First of i'll introduce Kaiser he's the youngest at only 19 months old he's an Irish stafford which is just a name of a breeding between bull terrier and staffy



















Next is Tara she is kaiser's mum, she's 4 years old.


----------



## Guest (Nov 2, 2007)

And finally Lucy a 8 year old yorky x JR



















all together


----------



## Guest (Nov 2, 2007)




----------



## wencar (Nov 2, 2007)

they all look great and look like they having great fun in the sea bless them all


----------



## Guest (Nov 2, 2007)

Nice dogs Tina!


You are going to have to forgive my ignorance, I thought the Irish staff was basically another name for pit bull??


Please feel free to correct me, as i dont mean to offend!


----------



## jo-ann (Nov 2, 2007)

wow a lovely set of dogs


----------



## Guest (Nov 2, 2007)

You have some nice dogs there Tina and great to see some nice big pics! not that I am short sighted or anything ha ha just had to get the magnifier out to see the small ones!


----------



## Vixen (Nov 2, 2007)

very cute dogs


----------



## Guest (Nov 3, 2007)

Irish staff is a term used by breeders for a staffy cross bull terriers - which i think have been breeding together for over 50 years.

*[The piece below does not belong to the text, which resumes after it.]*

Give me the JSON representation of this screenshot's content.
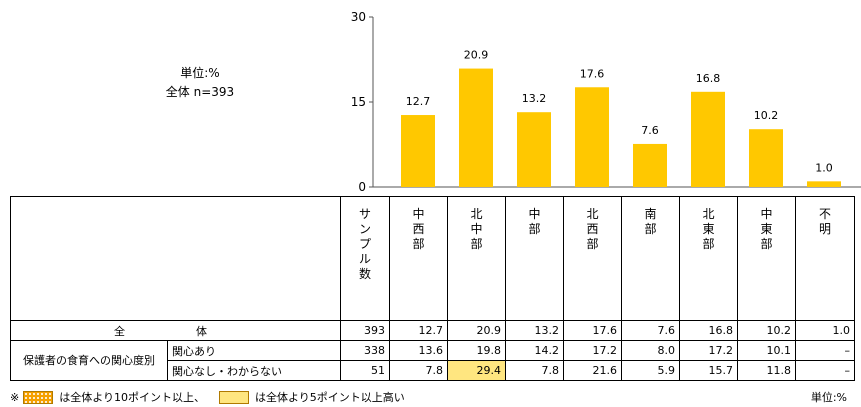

Thanks for the great comments


----------



## Guest (Nov 3, 2007)

jace said:


> i believe if pitbull was brought up from pup with proper love and affection and a firm hand they would be no more trouble than a stafford, idiots who put them in "pits" to kill each other deserve a lot more than six moths in jail sorry for rant but hate the idea of my dogs getting hurt and dont see why any dog sould either


I totally agree with you, only bad ownership makes a bad pet




Tina said:


> Irish staff is a term used by breeders for a staffy cross bull terriers - which i think have been breeding together for over 50 years.
> Thanks for the great comments


Thanks!


----------



## Guest (Nov 3, 2007)

No problem


----------